Secondly, it is significant that the legislation requires commercial objectives. The objectives of best practice portfolio management and maximising returns without undue risk ensure that the funds are set up to deliver sound long term results.
Thirdly, there must be clear accountability. Each of the entities is subject to rigorous public scrutiny.
I see no reason to change that model. In particular, I believe it caters very well as a platform for socially responsible or ethical investment.
I am referring here to the fact that the current legislation governing many CFIs includes a requirement to avoid prejudicing New Zealand's reputation as a responsible member of the world community.
As part of the Crown, the independent commercial nature of CFIs is ultimately tempered with a responsibility to avoid prejudice to New Zealand's reputation. Arguably all entities responsible for public money have an implicit requirement to avoid prejudice; however it was included specifically in the CFIs legislation to ensure that they develop explicit policies and did not overlook the implicit requirement.
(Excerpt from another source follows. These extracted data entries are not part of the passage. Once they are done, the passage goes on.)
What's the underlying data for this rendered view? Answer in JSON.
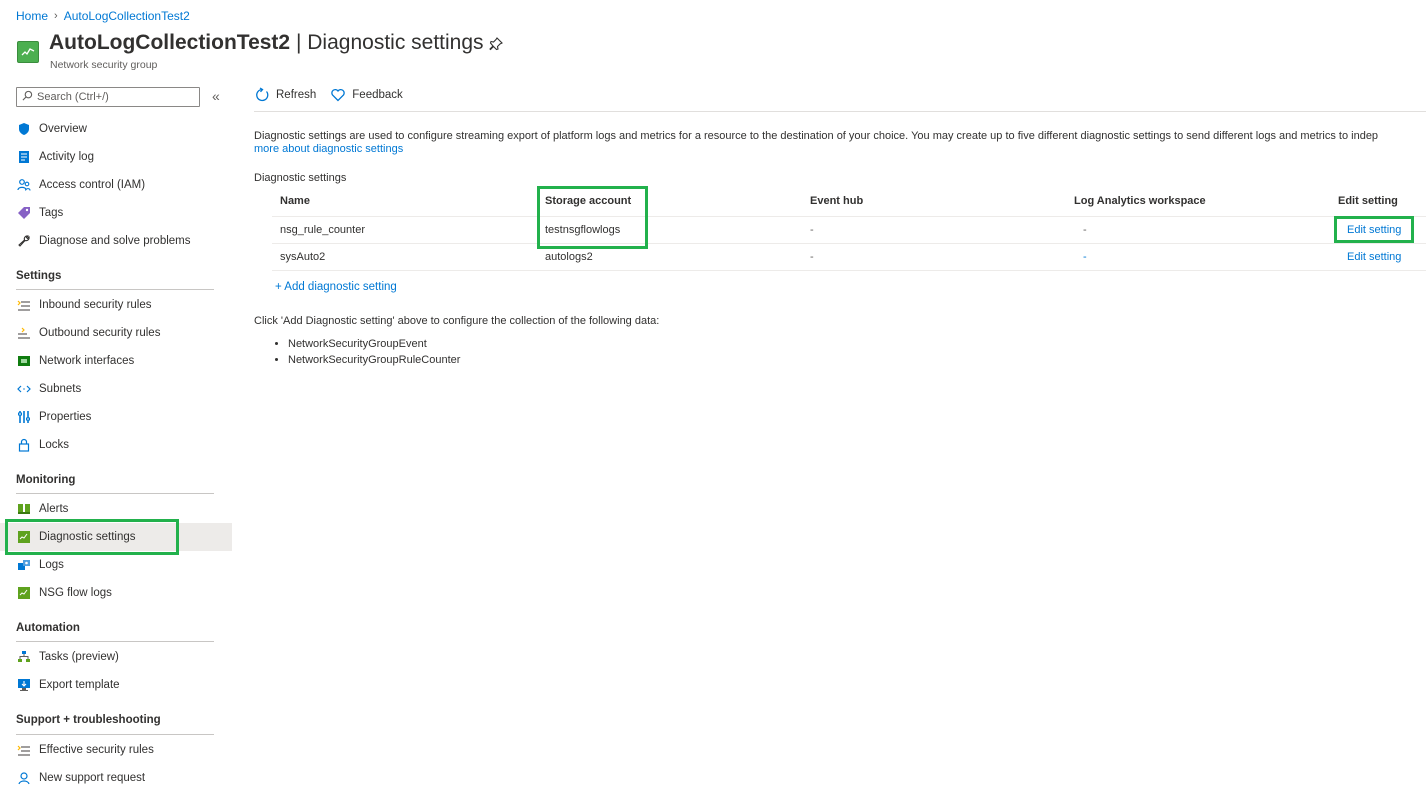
{
  "breadcrumb": {
    "home": "Home",
    "current": "AutoLogCollectionTest2"
  },
  "header": {
    "resource_name": "AutoLogCollectionTest2",
    "separator": "|",
    "page_name": "Diagnostic settings",
    "resource_type": "Network security group",
    "resource_icon": "network-security-group-icon",
    "pin_icon": "pin-icon"
  },
  "sidebar": {
    "search_placeholder": "Search (Ctrl+/)",
    "collapse_label": "«",
    "top_items": [
      {
        "label": "Overview",
        "icon": "shield-icon"
      },
      {
        "label": "Activity log",
        "icon": "activity-log-icon"
      },
      {
        "label": "Access control (IAM)",
        "icon": "people-icon"
      },
      {
        "label": "Tags",
        "icon": "tag-icon"
      },
      {
        "label": "Diagnose and solve problems",
        "icon": "wrench-icon"
      }
    ],
    "sections": [
      {
        "title": "Settings",
        "items": [
          {
            "label": "Inbound security rules",
            "icon": "inbound-rules-icon"
          },
          {
            "label": "Outbound security rules",
            "icon": "outbound-rules-icon"
          },
          {
            "label": "Network interfaces",
            "icon": "network-interface-icon"
          },
          {
            "label": "Subnets",
            "icon": "subnet-icon"
          },
          {
            "label": "Properties",
            "icon": "properties-icon"
          },
          {
            "label": "Locks",
            "icon": "lock-icon"
          }
        ]
      },
      {
        "title": "Monitoring",
        "items": [
          {
            "label": "Alerts",
            "icon": "alerts-icon"
          },
          {
            "label": "Diagnostic settings",
            "icon": "diagnostic-settings-icon",
            "selected": true
          },
          {
            "label": "Logs",
            "icon": "logs-icon"
          },
          {
            "label": "NSG flow logs",
            "icon": "nsg-flow-logs-icon"
          }
        ]
      },
      {
        "title": "Automation",
        "items": [
          {
            "label": "Tasks (preview)",
            "icon": "tasks-icon"
          },
          {
            "label": "Export template",
            "icon": "export-template-icon"
          }
        ]
      },
      {
        "title": "Support + troubleshooting",
        "items": [
          {
            "label": "Effective security rules",
            "icon": "effective-rules-icon"
          },
          {
            "label": "New support request",
            "icon": "support-icon"
          }
        ]
      }
    ]
  },
  "toolbar": {
    "refresh_label": "Refresh",
    "feedback_label": "Feedback"
  },
  "main": {
    "description": "Diagnostic settings are used to configure streaming export of platform logs and metrics for a resource to the destination of your choice. You may create up to five different diagnostic settings to send different logs and metrics to indep",
    "learn_more": "more about diagnostic settings",
    "settings_label": "Diagnostic settings",
    "table": {
      "columns": [
        "Name",
        "Storage account",
        "Event hub",
        "Log Analytics workspace",
        "Edit setting"
      ],
      "rows": [
        {
          "name": "nsg_rule_counter",
          "storage": "testnsgflowlogs",
          "event_hub": "-",
          "workspace": "-",
          "edit": "Edit setting"
        },
        {
          "name": "sysAuto2",
          "storage": "autologs2",
          "event_hub": "-",
          "workspace": "-",
          "edit": "Edit setting"
        }
      ]
    },
    "add_setting": "+ Add diagnostic setting",
    "info_text": "Click 'Add Diagnostic setting' above to configure the collection of the following data:",
    "data_types": [
      "NetworkSecurityGroupEvent",
      "NetworkSecurityGroupRuleCounter"
    ]
  },
  "colors": {
    "link": "#0078d4",
    "highlight": "#22b14c",
    "selected_bg": "#edebe9"
  }
}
Those policies must be included in their statements of investment policies, standards and procedures, and be published in their Annual Reports.
While some have proposed that more specific criteria be set out in the legislation, all the CFIs have developed policies that address the issue of avoiding prejudice to New Zealand's reputation, and I think it is important to let those policies evolve and meet the test of the real world.
That is why I am strongly inclined to give the current policy framework time to work.
Having said that, it is essential that we promote a vigorous discussion within the investment community of what constitutes good ethical practice. I think it is important to begin with a broad view of the ethical issues that investors face. Ethical investment is not a matter of developing and enforcing a list of proscribed investments, a kind of seven deadly sins approach.
This approach invites endless sophistry around the boundary of what is acceptable and what is not. It ignores the fact that some industries - such as pharmaceuticals, biotechnology and fuels - are both fraught with ethical issues and nevertheless crucial to our economy and our way of life. And it creates a perception that there are some industries which are ethical "angels', when in fact we know that all businesses have ethical challenges from time and time and need to keep these under review.
There is no road map for investors through this ethical minefield. For example, several CFIs are exploring the question of whether engaging with companies whose practices, for example labour or environmental, may be close to breaching required standards may assist in changing that entity's behaviour while also enhancing economic returns.
That scenario offers the prospect of a win-win situation. However, I would not want a CFI to see it as their role to become an ethical crusader, and to offer their shareholders good karma as an alternative to good financial returns.
What is clear is that an organisation like CSRI can play an important role in highlighting the issues that investors need to take into account, and in working to improve the quality and consistency of information available to the investment markets. It is salutary to remember that a decade ago concepts such as environmental audits or the triple bottom line were regarded as somewhat left field. They are now firmly in the mainstream, and the investment community is becoming more adept at using them to assess long term value.
The task ahead is to refine these and other instruments so as to provide professional investment advisers and ordinary citizens with a better range of choices.
I trust that today's conference will make some important steps forward towards that goal.